Heute prägen Industrieruinen das Landschaftsbild. Zwischen den Hochhäusern wechseln sich geschlossene Geschäfte, stillgelegte Jugendclubs und heruntergekommene Kneipen ab. Die Scheiben der Supermärkte sind mit Eisengittern geschützt. An den Straßenecken stehen Gruppen von Jugendlichen, denen die Langeweile und Trostlosigkeit ins Gesicht geschrieben steht. Ein Großteil der Bevölkerung hier sind Ausländer, vorwiegend Nordafrikaner.

Seit mehr als 60 Jahren ist die Stadtverwaltung von Argenteuil unter der Kontrolle der Kommunistischen Partei. Selbst die Straßennamen, vom Boulevard de Résistance über die Place P. Sémard bis zur Rue Marcel Cachin, benannt nach zwei Stalinisten der ersten Stunde, widerspiegeln diesen Einfluss.

Im April diesen Jahres löste das Wahlergebnis der ersten Runde der Präsidentschaftswahlen in diesem Bezirk einen Schock in der Parteizentrale aus. Hatte die KPF bei den Parlamentswahlen 1997 noch 30,4 Prozent erreicht, sackte der Stimmenanteil von Robert Hue nach fünf Jahren Beteiligung an der Jospin-Regierung auf 9,8 Prozent ab. Der Kandidat der Nationalen Front, Jean-Marie Le Pen, lag mit 18,7 Prozent an der Spitze.
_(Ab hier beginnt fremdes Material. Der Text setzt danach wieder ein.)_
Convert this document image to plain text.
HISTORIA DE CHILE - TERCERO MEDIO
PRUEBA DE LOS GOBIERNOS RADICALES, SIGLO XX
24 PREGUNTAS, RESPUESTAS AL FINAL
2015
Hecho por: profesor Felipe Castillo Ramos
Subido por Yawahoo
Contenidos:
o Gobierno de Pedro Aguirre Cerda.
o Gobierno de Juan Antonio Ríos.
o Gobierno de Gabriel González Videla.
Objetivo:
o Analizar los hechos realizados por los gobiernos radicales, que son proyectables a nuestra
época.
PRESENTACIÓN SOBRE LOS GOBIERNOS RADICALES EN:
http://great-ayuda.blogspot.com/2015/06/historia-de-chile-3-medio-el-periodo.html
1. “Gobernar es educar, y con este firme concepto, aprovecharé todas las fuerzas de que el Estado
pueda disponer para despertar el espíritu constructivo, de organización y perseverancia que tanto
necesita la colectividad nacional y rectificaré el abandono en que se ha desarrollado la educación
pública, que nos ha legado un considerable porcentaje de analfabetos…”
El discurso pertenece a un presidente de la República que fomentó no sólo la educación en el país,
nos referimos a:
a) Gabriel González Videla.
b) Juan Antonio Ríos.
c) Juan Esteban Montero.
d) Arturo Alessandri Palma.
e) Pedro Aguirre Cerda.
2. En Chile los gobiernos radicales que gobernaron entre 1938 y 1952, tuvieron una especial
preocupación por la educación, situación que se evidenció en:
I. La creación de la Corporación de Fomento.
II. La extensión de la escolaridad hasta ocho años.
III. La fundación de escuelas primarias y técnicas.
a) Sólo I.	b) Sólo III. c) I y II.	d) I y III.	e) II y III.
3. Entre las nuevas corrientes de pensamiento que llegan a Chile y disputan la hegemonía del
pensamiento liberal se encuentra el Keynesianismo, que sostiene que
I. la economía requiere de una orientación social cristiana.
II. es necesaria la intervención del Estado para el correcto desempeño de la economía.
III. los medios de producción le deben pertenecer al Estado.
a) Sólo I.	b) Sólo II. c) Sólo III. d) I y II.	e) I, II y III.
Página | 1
Die KPF reagierte auf diese Zurückweisung der "pluralen Linken" und ihrer eigenen Rolle als Komplize der Regierung Jospin, indem sie die Werbetrommel für den amtierenden Präsidenten Jacques Chirac rührte. In einem Leitartikel zum 1. Mai verkündete sie: "Um dies [die Niederlage Le Pens] zu erreichen, muss eines klar sein. Es ist nicht nur nötig, ihn an der Urne entscheidend zu schlagen, sondern es muss auch alles getan werden, um seinen Stimmenanteil mit Hilfe des einzigen Stimmzettels entscheidend zu senken, der dies erreichen kann, nämlich mit dem, der den Namen Jacques Chiracs trägt."

Um zu vermeiden, dass die KPF in ihrer einstigen Hochburg ein weiteres Desaster erlebt und Hue seinen Parlamentssitz verliert, entschied sich die Sozialistische Partei bei den jüngsten Parlamentswahlen, auf einen eigenen Kandidaten in Argenteuil zu verzichten und die Wahl von Hue zu unterstützen.
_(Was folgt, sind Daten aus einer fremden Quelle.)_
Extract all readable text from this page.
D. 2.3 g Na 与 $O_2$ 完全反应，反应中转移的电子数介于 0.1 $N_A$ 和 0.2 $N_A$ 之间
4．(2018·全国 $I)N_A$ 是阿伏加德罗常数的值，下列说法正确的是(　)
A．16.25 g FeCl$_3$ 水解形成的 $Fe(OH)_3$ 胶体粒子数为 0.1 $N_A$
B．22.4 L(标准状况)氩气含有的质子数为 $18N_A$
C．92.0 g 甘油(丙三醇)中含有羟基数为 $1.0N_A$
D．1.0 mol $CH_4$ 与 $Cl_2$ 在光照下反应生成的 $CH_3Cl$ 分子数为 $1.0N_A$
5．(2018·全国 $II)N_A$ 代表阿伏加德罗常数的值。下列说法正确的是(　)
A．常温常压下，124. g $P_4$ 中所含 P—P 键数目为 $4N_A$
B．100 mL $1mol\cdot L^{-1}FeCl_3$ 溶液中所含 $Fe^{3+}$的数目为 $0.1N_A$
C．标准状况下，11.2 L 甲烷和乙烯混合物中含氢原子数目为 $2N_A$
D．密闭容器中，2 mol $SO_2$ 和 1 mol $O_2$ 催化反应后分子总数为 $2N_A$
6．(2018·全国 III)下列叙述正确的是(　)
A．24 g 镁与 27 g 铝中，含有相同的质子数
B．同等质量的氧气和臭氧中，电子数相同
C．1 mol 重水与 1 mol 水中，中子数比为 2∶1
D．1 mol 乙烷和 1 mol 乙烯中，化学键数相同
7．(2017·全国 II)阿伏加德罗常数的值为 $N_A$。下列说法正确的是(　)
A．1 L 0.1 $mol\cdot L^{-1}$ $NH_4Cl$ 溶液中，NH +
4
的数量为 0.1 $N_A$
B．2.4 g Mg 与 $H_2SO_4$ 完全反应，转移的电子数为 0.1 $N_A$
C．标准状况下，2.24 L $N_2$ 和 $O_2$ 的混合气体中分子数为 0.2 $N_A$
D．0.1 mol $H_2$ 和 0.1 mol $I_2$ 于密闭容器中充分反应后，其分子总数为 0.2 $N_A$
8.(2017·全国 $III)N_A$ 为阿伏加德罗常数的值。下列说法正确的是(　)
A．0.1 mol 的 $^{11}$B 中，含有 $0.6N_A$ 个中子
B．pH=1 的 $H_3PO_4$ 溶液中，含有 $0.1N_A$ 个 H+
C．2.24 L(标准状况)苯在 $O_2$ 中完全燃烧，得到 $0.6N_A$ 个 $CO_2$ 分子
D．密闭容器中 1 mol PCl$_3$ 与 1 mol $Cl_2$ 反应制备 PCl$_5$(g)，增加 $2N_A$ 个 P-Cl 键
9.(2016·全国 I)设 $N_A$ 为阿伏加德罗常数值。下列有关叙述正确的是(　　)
Zwei Tage nach dem Interview mit dem WSWS konnte Hue als gemeinsamer Kandidat von KP und SP am vergangenen Sonntag 38,6 Prozent erreichen. Er wird sich im zweiten Wahlgang wohl gegen seinen Kontrahenten Georges Mothron (UMP) durchsetzen, der 35,5 Prozent der Stimmen erzielte. Gemessen am gemeinsamen Wahlergebnis von SP und KPF vor fünf Jahren bedeutet das Ergebnis allerdings einen Rückgang von mehr als neun Prozent. Gleichzeitig ereichte die Wahlenthaltung mit 39,2 Prozent einen Höchststand.

Innerhalb seiner Partei ist Hue alles andere als unumstritten. Angesichts der dramatischen Stimmenverluste in den vergangenen Jahren werden innerhalb der KPF die Messer gewetzt und es findet ein allgemeines Hauen und Stechen statt. Auf dem letzten Parteitag im vergangenen Herbst stimmten 15 Regionalverbände - darunter so mitgliederstarke wie Seine-Saint-Denis, Val-de-Marne und Somme - gegen eine von Hue vorgeschlagenen Statutenänderung. In mehreren Presseberichten wird bereits von einer bevorstehenden Spaltung der Partei gesprochen.
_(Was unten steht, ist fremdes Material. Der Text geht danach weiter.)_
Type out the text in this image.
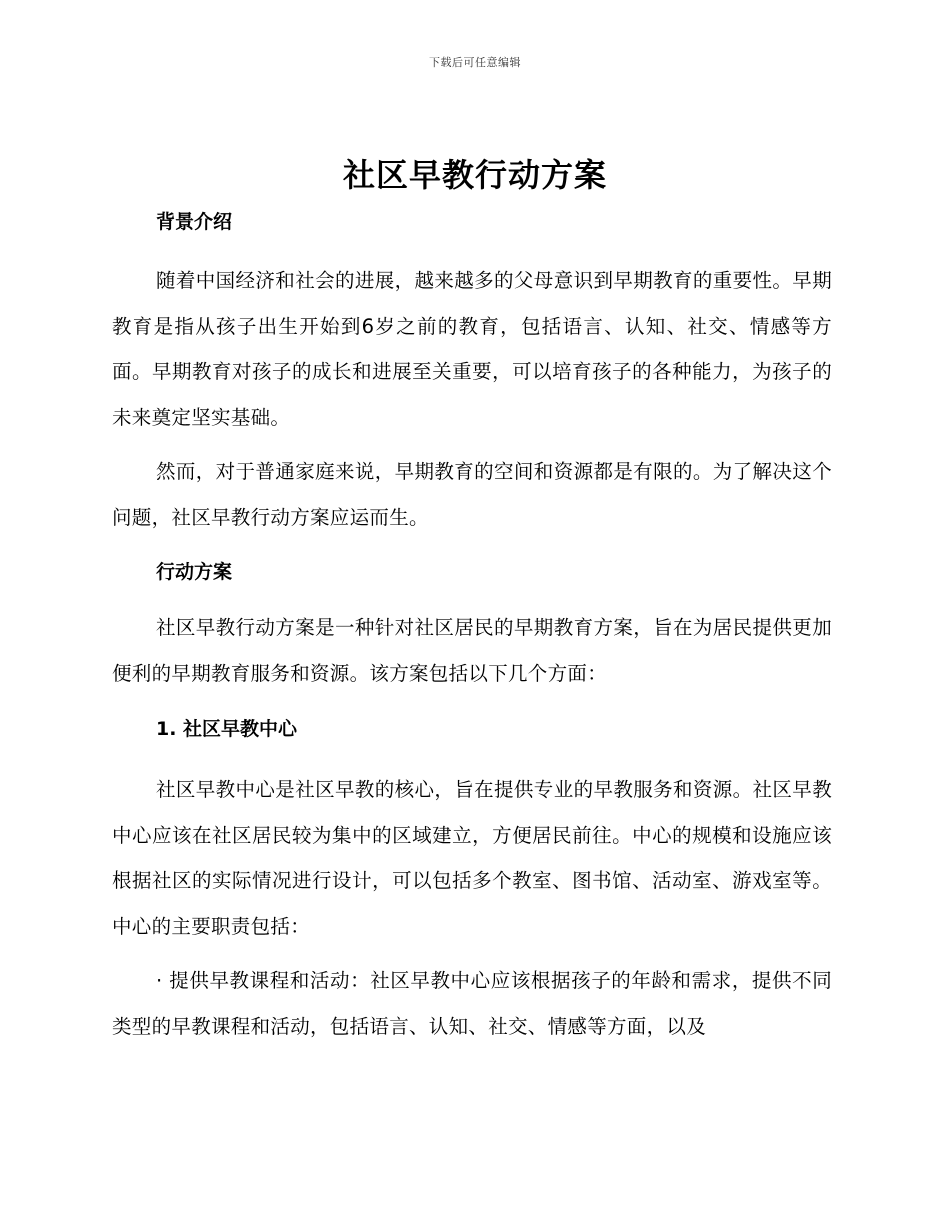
下载后可任意编辑
社区早教行动方案

背景介绍

随着中国经济和社会的进展，越来越多的父母意识到早期教育的重要性。早期教育是指从孩子出生开始到6岁之前的教育，包括语言、认知、社交、情感等方面。早期教育对孩子的成长和进展至关重要，可以培育孩子的各种能力，为孩子的未来奠定坚实基础。

然而，对于普通家庭来说，早期教育的空间和资源都是有限的。为了解决这个问题，社区早教行动方案应运而生。

行动方案

社区早教行动方案是一种针对社区居民的早期教育方案，旨在为居民提供更加便利的早期教育服务和资源。该方案包括以下几个方面：

1. 社区早教中心

社区早教中心是社区早教的核心，旨在提供专业的早教服务和资源。社区早教中心应该在社区居民较为集中的区域建立，方便居民前往。中心的规模和设施应该根据社区的实际情况进行设计，可以包括多个教室、图书馆、活动室、游戏室等。中心的主要职责包括：

· 提供早教课程和活动：社区早教中心应该根据孩子的年龄和需求，提供不同类型的早教课程和活动，包括语言、认知、社交、情感等方面，以及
Im persönlichen Gespräch wirkt Robert Hue wie ein lokaler Gewerkschaftssekretär, und nicht wie eine führender Politiker. Er scheint alle Probleme aus einem völlig beschränken Blickwinkel zu betrachten. Die historische Tragweite des gegenwärtigen politischen Umbruchs in Frankreich und die Bedeutung seines eigenen Handelns übersteigt seinen Gesichtkreis und scheint ihn nicht zu interessieren.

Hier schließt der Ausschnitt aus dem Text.